A pretty good way to motivate $\epsilon$-$\delta$ is that it has to do with determining what control on input error ($\delta$) is needed to guarantee meeting a given tolerance for output error ($\epsilon$). How accurately do you have to aim a spacecraft to ensure it enters Martian orbit without burning up the way Beagle 2 did, costing hundreds of millions? Students can appreciate this is a serious question, and that it is fair to insist they be able to handle simple examples like $f(x)=-100x+50$, $\epsilon=10^{-2}$. (In large lectures for freshmen, I wouldn't do much more than Lipschitz examples or something carefully designed so $\delta$ is easy to find without cases. Many calculus students are adults but, ahem, need practice with inequalities.)
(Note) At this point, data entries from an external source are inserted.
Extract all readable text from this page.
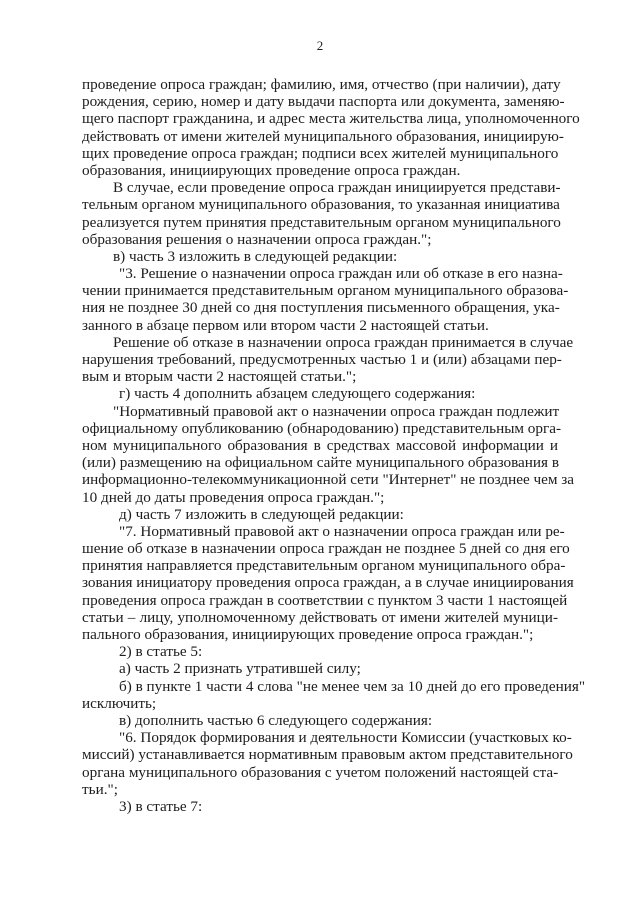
2
проведение опроса граждан; фамилию, имя, отчество (при наличии), дату
рождения, серию, номер и дату выдачи паспорта или документа, заменяю-
щего паспорт гражданина, и адрес места жительства лица, уполномоченного
действовать от имени жителей муниципального образования, инициирую-
щих проведение опроса граждан; подписи всех жителей муниципального
образования, инициирующих проведение опроса граждан.
В случае, если проведение опроса граждан инициируется представи-
тельным органом муниципального образования, то указанная инициатива
реализуется путем принятия представительным органом муниципального
образования решения о назначении опроса граждан.";
в) часть 3 изложить в следующей редакции:
"3. Решение о назначении опроса граждан или об отказе в его назна-
чении принимается представительным органом муниципального образова-
ния не позднее 30 дней со дня поступления письменного обращения, ука-
занного в абзаце первом или втором части 2 настоящей статьи.
Решение об отказе в назначении опроса граждан принимается в случае
нарушения требований, предусмотренных частью 1 и (или) абзацами пер-
вым и вторым части 2 настоящей статьи.";
г) часть 4 дополнить абзацем следующего содержания:
"Нормативный правовой акт о назначении опроса граждан подлежит
официальному опубликованию (обнародованию) представительным орга-
ном муниципального образования в средствах массовой информации и
(или) размещению на официальном сайте муниципального образования в
информационно-телекоммуникационной сети "Интернет" не позднее чем за
10 дней до даты проведения опроса граждан.";
д) часть 7 изложить в следующей редакции:
"7. Нормативный правовой акт о назначении опроса граждан или ре-
шение об отказе в назначении опроса граждан не позднее 5 дней со дня его
принятия направляется представительным органом муниципального обра-
зования инициатору проведения опроса граждан, а в случае инициирования
проведения опроса граждан в соответствии с пунктом 3 части 1 настоящей
статьи – лицу, уполномоченному действовать от имени жителей муници-
пального образования, инициирующих проведение опроса граждан.";
2) в статье 5:
а) часть 2 признать утратившей силу;
б) в пункте 1 части 4 слова "не менее чем за 10 дней до его проведения"
исключить;
в) дополнить частью 6 следующего содержания:
"6. Порядок формирования и деятельности Комиссии (участковых ко-
миссий) устанавливается нормативным правовым актом представительного
органа муниципального образования с учетом положений настоящей ста-
тьи.";
3) в статье 7:
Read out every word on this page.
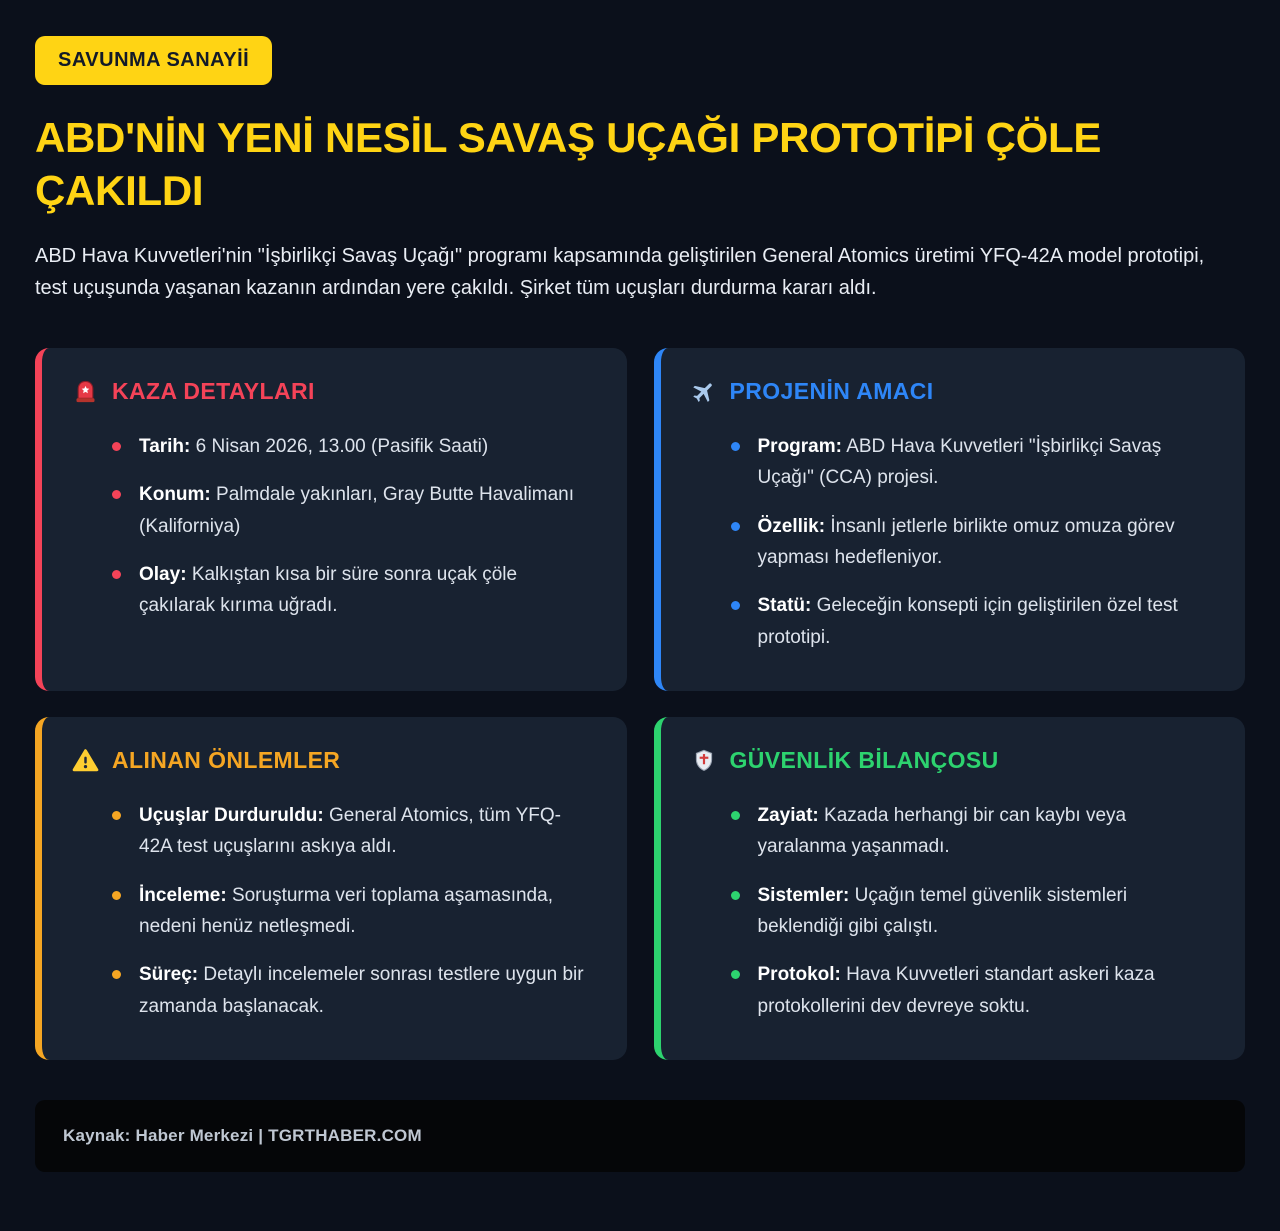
SAVUNMA SANAYİİ
ABD'NİN YENİ NESİL SAVAŞ UÇAĞI PROTOTİPİ ÇÖLE ÇAKILDI

ABD Hava Kuvvetleri'nin "İşbirlikçi Savaş Uçağı" programı kapsamında geliştirilen General Atomics üretimi YFQ-42A model prototipi, test uçuşunda yaşanan kazanın ardından yere çakıldı. Şirket tüm uçuşları durdurma kararı aldı.

KAZA DETAYLARI
Tarih: 6 Nisan 2026, 13.00 (Pasifik Saati)
Konum: Palmdale yakınları, Gray Butte Havalimanı (Kaliforniya)
Olay: Kalkıştan kısa bir süre sonra uçak çöle çakılarak kırıma uğradı.
PROJENİN AMACI
Program: ABD Hava Kuvvetleri "İşbirlikçi Savaş Uçağı" (CCA) projesi.
Özellik: İnsanlı jetlerle birlikte omuz omuza görev yapması hedefleniyor.
Statü: Geleceğin konsepti için geliştirilen özel test prototipi.
ALINAN ÖNLEMLER
Uçuşlar Durduruldu: General Atomics, tüm YFQ-42A test uçuşlarını askıya aldı.
İnceleme: Soruşturma veri toplama aşamasında, nedeni henüz netleşmedi.
Süreç: Detaylı incelemeler sonrası testlere uygun bir zamanda başlanacak.
GÜVENLİK BİLANÇOSU
Zayiat: Kazada herhangi bir can kaybı veya yaralanma yaşanmadı.
Sistemler: Uçağın temel güvenlik sistemleri beklendiği gibi çalıştı.
Protokol: Hava Kuvvetleri standart askeri kaza protokollerini dev devreye soktu.
Kaynak: Haber Merkezi | TGRTHABER.COM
One can tell engineering students who just want the formulas that they'll be surprised to find that in a couple of years they'll be estimating sensitivity coefficients'' numerically from black-box software or experiment. Gee, sensitivity coefficients are just derivatives, and they'll be estimated from the definition, not symbol-pushing.
Speaking of which, it's nice to express the error in the definition explicitly: $$\frac{f(x)-f(a)}{x-a} = f'(a)+E_a(x),$$ and do the algebra that occurs to few to write $$f(x)=f(a)+ f'(a)(x-a)+ E_a(x)(x-a)$$ This makes the nature of linear approximation a bit more apparent.